Я не ответила ей, но чувствовала себя такой грязной, что мысль о горячем полотенце была как вспышка чего-то приятного из прошлого.
Той ночью меня накормили должным образом: большим куском жареного мяса оленины. Это правда, я напала на него и съела, как настоящее животное.
– Когда можно будет выйти из клетки? – спросила я.
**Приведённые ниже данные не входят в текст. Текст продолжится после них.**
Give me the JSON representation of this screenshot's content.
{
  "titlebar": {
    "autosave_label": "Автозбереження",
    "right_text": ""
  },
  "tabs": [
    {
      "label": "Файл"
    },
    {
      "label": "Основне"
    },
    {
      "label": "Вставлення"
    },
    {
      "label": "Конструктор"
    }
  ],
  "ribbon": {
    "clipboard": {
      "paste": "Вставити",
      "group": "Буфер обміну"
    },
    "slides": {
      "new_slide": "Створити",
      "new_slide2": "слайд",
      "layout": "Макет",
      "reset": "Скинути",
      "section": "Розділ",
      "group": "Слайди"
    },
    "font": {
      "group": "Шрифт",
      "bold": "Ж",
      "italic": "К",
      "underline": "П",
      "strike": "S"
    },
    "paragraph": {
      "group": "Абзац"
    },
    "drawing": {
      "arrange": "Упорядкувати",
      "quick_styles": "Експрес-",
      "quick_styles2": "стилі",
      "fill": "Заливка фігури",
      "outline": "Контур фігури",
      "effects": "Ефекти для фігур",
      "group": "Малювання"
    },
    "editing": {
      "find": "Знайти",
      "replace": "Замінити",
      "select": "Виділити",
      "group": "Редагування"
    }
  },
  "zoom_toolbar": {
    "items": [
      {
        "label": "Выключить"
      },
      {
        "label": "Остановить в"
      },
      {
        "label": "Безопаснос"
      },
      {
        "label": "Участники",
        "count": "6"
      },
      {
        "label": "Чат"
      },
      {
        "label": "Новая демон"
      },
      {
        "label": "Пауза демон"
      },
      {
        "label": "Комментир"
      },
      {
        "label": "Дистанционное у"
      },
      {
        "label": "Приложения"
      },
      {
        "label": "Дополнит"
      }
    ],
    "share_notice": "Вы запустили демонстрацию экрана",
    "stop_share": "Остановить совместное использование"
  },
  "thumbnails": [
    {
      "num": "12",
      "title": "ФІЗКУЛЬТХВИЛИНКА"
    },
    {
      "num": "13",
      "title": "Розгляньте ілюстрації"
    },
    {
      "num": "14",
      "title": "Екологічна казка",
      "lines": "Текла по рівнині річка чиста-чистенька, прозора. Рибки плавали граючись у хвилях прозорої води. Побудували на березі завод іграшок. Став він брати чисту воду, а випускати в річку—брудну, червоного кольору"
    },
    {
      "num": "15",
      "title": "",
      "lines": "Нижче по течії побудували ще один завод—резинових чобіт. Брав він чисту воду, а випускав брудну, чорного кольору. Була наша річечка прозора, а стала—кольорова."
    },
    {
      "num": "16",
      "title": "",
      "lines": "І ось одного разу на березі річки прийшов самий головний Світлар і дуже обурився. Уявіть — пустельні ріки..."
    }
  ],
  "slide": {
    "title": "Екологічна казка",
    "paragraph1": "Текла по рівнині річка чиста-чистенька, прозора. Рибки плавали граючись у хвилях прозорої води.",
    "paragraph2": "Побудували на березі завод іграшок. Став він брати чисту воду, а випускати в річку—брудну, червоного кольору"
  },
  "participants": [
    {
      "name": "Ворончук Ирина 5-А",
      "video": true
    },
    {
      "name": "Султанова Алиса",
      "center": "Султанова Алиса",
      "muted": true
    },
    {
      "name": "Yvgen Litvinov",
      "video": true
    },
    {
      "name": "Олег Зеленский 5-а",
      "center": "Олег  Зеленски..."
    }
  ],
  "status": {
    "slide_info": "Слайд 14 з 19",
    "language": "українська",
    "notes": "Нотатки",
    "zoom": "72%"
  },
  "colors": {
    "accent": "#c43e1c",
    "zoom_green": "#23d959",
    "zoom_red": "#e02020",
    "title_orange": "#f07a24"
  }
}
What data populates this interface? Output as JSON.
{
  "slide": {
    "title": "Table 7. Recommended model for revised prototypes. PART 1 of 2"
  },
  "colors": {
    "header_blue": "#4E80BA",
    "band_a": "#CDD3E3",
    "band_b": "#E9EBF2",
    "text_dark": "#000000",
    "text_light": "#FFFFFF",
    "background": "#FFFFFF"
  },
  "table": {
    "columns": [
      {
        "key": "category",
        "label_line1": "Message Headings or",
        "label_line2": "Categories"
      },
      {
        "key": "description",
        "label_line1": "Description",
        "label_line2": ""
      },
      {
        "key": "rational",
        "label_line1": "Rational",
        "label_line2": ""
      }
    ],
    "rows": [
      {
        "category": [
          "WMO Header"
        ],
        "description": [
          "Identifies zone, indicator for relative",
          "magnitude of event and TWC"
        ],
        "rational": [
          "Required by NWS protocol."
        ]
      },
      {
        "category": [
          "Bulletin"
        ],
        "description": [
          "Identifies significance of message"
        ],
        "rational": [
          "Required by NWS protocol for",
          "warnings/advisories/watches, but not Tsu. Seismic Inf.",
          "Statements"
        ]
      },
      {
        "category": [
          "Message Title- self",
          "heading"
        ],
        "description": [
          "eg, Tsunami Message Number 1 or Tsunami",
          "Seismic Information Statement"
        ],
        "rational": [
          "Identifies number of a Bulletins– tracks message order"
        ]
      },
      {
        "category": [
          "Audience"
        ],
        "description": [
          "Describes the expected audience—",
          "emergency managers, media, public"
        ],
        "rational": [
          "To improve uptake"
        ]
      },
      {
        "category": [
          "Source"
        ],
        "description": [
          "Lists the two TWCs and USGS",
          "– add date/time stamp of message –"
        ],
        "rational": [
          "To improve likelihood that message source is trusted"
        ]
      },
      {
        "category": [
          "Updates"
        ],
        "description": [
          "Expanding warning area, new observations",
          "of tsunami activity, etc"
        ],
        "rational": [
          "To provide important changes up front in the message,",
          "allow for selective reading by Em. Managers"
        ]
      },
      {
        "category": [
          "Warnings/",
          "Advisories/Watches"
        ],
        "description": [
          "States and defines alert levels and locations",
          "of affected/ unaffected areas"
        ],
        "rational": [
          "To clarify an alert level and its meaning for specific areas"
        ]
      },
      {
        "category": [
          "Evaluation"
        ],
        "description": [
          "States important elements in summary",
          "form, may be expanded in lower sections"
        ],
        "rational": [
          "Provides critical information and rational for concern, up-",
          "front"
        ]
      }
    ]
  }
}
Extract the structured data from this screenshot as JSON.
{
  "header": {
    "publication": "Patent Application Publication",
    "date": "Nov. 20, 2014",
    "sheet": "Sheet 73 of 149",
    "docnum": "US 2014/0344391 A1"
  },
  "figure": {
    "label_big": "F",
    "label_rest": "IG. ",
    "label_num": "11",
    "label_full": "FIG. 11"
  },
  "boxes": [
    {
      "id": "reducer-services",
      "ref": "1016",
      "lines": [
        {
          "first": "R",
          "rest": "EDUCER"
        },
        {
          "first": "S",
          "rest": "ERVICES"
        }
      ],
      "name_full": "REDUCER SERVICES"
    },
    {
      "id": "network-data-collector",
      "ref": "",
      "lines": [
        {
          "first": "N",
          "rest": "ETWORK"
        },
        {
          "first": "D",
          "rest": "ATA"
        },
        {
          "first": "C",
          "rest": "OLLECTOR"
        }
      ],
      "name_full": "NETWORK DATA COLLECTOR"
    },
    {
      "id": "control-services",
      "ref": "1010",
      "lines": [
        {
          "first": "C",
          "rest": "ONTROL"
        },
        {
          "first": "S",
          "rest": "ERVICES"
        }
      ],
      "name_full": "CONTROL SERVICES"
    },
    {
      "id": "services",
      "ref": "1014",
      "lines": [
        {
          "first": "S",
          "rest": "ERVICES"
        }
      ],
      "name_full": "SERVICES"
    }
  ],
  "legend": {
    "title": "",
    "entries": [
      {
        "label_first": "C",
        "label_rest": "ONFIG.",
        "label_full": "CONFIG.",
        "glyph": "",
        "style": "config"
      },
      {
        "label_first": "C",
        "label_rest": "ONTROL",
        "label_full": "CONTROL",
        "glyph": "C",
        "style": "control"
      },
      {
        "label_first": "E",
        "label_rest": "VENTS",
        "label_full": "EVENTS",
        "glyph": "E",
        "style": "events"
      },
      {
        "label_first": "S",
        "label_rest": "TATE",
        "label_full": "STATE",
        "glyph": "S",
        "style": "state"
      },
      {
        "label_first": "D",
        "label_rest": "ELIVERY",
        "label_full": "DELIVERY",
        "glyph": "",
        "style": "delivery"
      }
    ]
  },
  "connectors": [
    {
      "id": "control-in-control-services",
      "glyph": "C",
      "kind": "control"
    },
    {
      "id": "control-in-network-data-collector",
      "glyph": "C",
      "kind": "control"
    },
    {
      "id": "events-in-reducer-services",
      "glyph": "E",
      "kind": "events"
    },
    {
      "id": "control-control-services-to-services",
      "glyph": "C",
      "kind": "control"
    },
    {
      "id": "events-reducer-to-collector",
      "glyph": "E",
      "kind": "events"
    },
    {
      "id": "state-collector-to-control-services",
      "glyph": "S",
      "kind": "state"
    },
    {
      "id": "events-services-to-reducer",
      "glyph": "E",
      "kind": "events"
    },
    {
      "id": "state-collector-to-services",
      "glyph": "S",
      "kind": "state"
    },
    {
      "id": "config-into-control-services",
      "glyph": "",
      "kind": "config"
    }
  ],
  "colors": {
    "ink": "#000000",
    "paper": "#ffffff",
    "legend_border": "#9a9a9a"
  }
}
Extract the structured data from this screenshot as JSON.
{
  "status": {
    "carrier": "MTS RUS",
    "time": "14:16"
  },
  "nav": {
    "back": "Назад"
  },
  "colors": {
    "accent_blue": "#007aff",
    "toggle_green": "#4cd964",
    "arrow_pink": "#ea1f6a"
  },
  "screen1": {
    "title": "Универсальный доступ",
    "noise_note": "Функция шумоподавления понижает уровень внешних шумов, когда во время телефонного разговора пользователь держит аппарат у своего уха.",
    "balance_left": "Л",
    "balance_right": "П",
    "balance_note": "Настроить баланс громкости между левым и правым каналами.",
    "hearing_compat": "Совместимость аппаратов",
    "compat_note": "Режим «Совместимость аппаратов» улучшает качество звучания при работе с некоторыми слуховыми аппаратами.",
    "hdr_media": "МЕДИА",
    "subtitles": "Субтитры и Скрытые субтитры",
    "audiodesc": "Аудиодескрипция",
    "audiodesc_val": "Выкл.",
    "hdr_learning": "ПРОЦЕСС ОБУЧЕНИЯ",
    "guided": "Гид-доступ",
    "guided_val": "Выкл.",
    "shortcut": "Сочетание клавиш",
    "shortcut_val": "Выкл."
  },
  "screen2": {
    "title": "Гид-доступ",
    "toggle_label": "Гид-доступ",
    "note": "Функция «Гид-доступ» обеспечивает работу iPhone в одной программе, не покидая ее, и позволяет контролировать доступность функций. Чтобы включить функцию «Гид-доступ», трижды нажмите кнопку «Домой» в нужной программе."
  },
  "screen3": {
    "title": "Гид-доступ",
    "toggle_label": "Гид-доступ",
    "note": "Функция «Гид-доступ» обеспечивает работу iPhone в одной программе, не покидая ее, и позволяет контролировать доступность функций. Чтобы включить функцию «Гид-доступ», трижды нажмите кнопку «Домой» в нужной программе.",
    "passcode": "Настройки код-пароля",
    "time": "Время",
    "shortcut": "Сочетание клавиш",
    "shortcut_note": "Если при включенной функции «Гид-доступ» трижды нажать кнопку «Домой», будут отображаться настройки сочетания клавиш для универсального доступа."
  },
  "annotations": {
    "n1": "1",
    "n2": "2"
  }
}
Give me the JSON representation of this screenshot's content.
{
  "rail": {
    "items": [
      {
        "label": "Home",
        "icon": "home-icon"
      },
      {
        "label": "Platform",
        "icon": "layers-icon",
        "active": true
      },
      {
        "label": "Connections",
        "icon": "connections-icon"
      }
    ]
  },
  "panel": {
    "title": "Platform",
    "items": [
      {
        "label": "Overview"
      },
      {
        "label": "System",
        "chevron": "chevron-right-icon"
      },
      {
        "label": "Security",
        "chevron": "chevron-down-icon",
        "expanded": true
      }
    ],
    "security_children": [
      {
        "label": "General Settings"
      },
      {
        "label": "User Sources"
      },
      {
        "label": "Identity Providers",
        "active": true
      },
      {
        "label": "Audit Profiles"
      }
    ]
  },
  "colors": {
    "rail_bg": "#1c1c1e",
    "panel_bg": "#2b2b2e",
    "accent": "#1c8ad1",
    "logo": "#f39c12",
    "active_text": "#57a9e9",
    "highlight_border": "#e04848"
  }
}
– Скоро. Покажи мне хорошее поведение.
Я стала забитым покорным существом. Когда она просила, я вытаскивала свою грудь через прутья и терпела ее жесткий рот. На этот раз она дала мне холодец. Я знала, чем она занимается, но что я могла поделать? В клетке, голая, голодная, немытая… без возможности сбежать.
В ту ночь она, должно быть, снова одурманила меня, потому что я провалилась в глубокий сон. А когда проснулась, то была еще голой, но лежала на полу. Железные ножные кандалы были на моей правой ноге. Почти метровая цепь удерживала меня в кандалах у опорной балки дома.
– Ключ спрятан кое-где в безопасности за пределами этого дома. Поэтому, если со мной что-нибудь случится, ты сдохнешь от голода здесь.
– Я буду молиться, чтобы с вами ничего не случилось, - ответила я.
– Держи, – сказала она и протянула мне помидор. Я укусила его. Запах и вкус сока на моем языке были потрясающими.
Она смотрела на меня:
– Я вырастила сама. У меня был хороший урожай в этом году.
Я затолкала в рот последний кусок и вытерла рот тыльной стороной ладони.
– Хочешь еще?
Я кивнула. Уже тогда я знала, что придется заплатить. Но это будет плата не за помидор, это плата, чтобы находиться вне клетки.
Глава 7
Моя боль становилась особо острой и была связана с ней. Она научила меня использовать свои пальцы и рот. Я делала все, что она требовала. Пока я это делала, она нежно гладила меня по волосам и поощряюще мурлыкала. Потом она дергалась в конвульсиях, и, пока кончала, тянула меня за волосы. Звуки, которые вырывались из ее горла, были подобны животным. Она напоминала мне страдающего зверя. Я мрачно смотрела на нее и чувствовала себя мертвой внутри. Мое сознание стало настолько отрешенным, что я не могла связно мыслить. Оттолкнувшись от ее липкой кожи, я повалилась на холодный пол и меня вырвало. Она положила мою голову к себе на колени, я ненавидела запах ее юбки.
– Кружево моей мамы все еще у вас?
Она даже не притворилась, что не поняла. Я угадала. Она украла его у моей сестры.
Она сузила глаза.
– Ты хочешь его? – спросила она.
– Да, это последнее, что у меня осталось от моей мамы.
– Что ты сделаешь за это?
Я почувствовала холод и оцепенение. Мой рот был искривлен в гримасе, и слова просто вырвались наружу.
– Все, что пожелаете.
– Однако же, как ты будешь его хранить? Мужчины заберут его у тебя.